I am a breastfeeding mother and i want to know if it is safe to use Ralozam? Is Ralozam safe for nursing mother and child? Does Ralozam extracts into breast milk? Does Ralozam has any long term or short term side effects on infants? Can Ralozam influence milk supply or can Ralozam decrease milk supply in lactating mothers?
- DrLact safety Score for Ralozam is 3 out of 8 which is considered Low Risk as per our analyses.
- A safety Score of 3 indicates that usage of Ralozam may cause some minor side effects in breastfed baby.
- Our study of different scientific research indicates that Ralozam may cause moderate to no side effects in lactating mother.
- Most of scientific studies and research papers declaring usage of Ralozam low risk in breastfeeding are based on normal dosage and may not hold true for higher dosage.
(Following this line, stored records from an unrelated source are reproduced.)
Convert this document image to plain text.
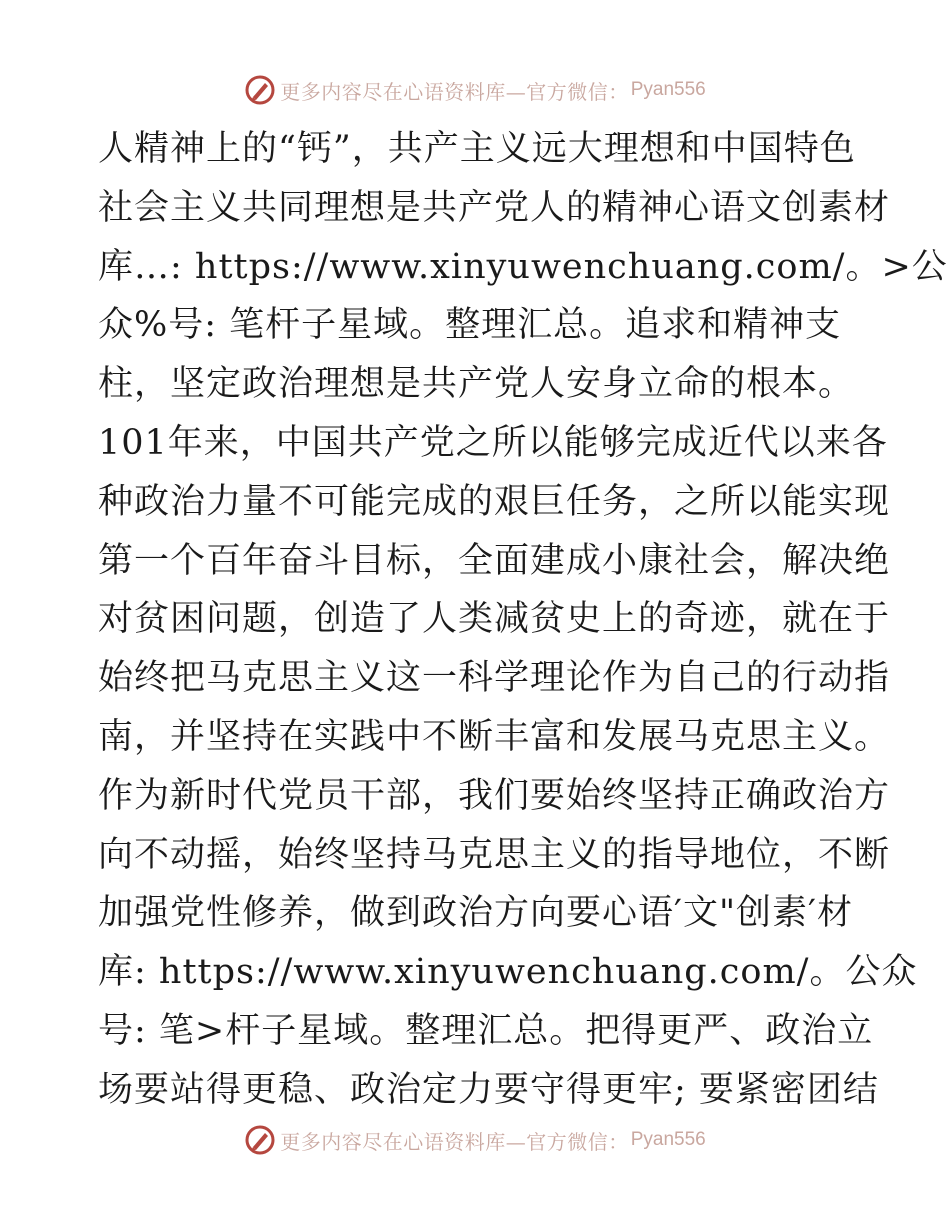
更多内容尽在心语资料库—官方微信： Pyan556
人精神上的“钙”，共产主义远大理想和中国特色
社会主义共同理想是共产党人的精神心语文创素材
库…: https://www.xinyuwenchuang.com/。>公
众%号: 笔杆子星域。整理汇总。追求和精神支
柱，坚定政治理想是共产党人安身立命的根本。
101年来，中国共产党之所以能够完成近代以来各
种政治力量不可能完成的艰巨任务，之所以能实现
第一个百年奋斗目标，全面建成小康社会，解决绝
对贫困问题，创造了人类减贫史上的奇迹，就在于
始终把马克思主义这一科学理论作为自己的行动指
南，并坚持在实践中不断丰富和发展马克思主义。
作为新时代党员干部，我们要始终坚持正确政治方
向不动摇，始终坚持马克思主义的指导地位，不断
加强党性修养，做到政治方向要心语′文"创素′材
库: https://www.xinyuwenchuang.com/。公众
号: 笔>杆子星域。整理汇总。把得更严、政治立
场要站得更稳、政治定力要守得更牢; 要紧密团结
更多内容尽在心语资料库—官方微信： Pyan556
- While using Ralozam We suggest monitoring child for possible reactions. It is also important to understand that side effects vary largely based on age of breastfed child and time of medication in addition to dosage.
- Score calculated using the DrLact safety Version 1.2 model, this score ranges from 0 to 8 and measures overall safety of drug in lactation. Scores are primarily calculated using publicly available case studies, research papers, other scientific journals and publically available data.
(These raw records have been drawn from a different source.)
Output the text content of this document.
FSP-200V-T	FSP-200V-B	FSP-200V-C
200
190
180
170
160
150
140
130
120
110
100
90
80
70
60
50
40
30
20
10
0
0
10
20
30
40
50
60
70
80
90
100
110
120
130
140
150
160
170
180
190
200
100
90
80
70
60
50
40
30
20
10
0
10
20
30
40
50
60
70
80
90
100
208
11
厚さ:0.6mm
Short-acting benzodiazepine. A case of Abstinence Syndrome in a child after mother withhold of Ralozam at 9 months and sedation among infants has been reported. Both circumstances indicate that excretion into breast milk - despite small (< 10% of maternal dose) - can achieve clinical significance. Hence, rapid acting and less excretion into breast milk should be preferred. Most benzodiacepine drugs may decrease prolactin levels but Ralozam increases it. Short-term and low dose treatment is compatible with breastfeeding. Choise of a low dose and short-acting benzodiacepine is advisable especially in the post-partum period. Be aware of somnolence and poor feeding in the child. Bed-sharing is not recommended for mothers who are taking this medication.
Because of reports of effects in infants, including sedation, Ralozam is probably not the best benzodiazepine for repeated use during nursing, especially with a neonate or premature infant. A shorter-acting benzodiazepine without active metabolites is preferred. After a single dose of Ralozam, there is usually no need to wait to resume breastfeeding.
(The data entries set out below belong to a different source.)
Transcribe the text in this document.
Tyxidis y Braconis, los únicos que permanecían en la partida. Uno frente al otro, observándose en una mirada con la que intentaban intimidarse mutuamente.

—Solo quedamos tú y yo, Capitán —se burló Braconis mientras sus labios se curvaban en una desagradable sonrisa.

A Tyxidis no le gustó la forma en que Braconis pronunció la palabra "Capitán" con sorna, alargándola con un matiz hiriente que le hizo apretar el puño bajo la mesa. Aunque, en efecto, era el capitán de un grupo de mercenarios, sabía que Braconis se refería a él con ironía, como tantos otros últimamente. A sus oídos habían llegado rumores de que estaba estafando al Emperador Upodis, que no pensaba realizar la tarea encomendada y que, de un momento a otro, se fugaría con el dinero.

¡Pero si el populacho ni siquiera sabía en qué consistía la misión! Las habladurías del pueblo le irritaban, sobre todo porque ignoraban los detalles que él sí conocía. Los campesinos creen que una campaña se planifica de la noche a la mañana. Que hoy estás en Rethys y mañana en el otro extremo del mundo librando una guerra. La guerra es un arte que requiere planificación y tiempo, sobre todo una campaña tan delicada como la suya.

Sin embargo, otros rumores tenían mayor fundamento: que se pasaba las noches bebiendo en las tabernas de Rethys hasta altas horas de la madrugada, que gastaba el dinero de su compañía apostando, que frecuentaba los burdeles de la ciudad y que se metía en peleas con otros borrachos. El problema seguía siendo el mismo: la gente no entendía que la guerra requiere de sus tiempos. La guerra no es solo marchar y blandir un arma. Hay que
Increased infant irritability following discontinuation of breastfeeding occurred in a 1-week-old infant whose mother had taken Ralozam during pregnancy and continued to take it after delivery. This reaction probably indicates that there was sufficient Ralozam in breastmilk to prevent withdrawal. The authors reported correspondence with the manufacturer who stated that they had received reports of infant withdrawal symptoms (crying, irritability and sleep disturbances) for 2 weeks in a 9-month-old exclusively breastfed infant after slow (over 3 weeks) maternal discontinuation of Ralozam (dosage unspecified).[2] In one telephone follow-up study of 5 infants (ages not stated) exposed to Ralozam during breastfeeding, 1 mother reported drowsiness in her infant. The reaction did not require medical attention.[3] In a telephone follow-up study, 124 mothers who took a benzodiazepine while nursing reported whether their infants had any signs of sedation. About 5% of mothers were taking Ralozam. One mother who was taking sertraline 50 mg daily, zopiclone 2.5 mg about every 3 days as needed, and also took Ralozam 0.25 mg on 2 occasions, reported sedation in her breastfed infant.[4]
Unlike other benzodiazepines, Ralozam can increase serum prolactin.[5][6] One woman developed galactorrhea, amenorrhea and elevated serum prolactin after taking 3 mg of sustained-release Ralozam and 5 to 6 mg of immediate-release Ralozam daily for several months for self-treatment of fear, poor sleep, palpitations and gastrointestinal discomfort. After slow discontinuation of Ralozam and institution of quetiapine and fluvoxamine, galactorrhea ceased after about one month, menses normalized after about 2 months, and serum prolactin decreased to a normal level.[7] The prolactin level in a mother with established lactation may not affect her ability to breastfeed.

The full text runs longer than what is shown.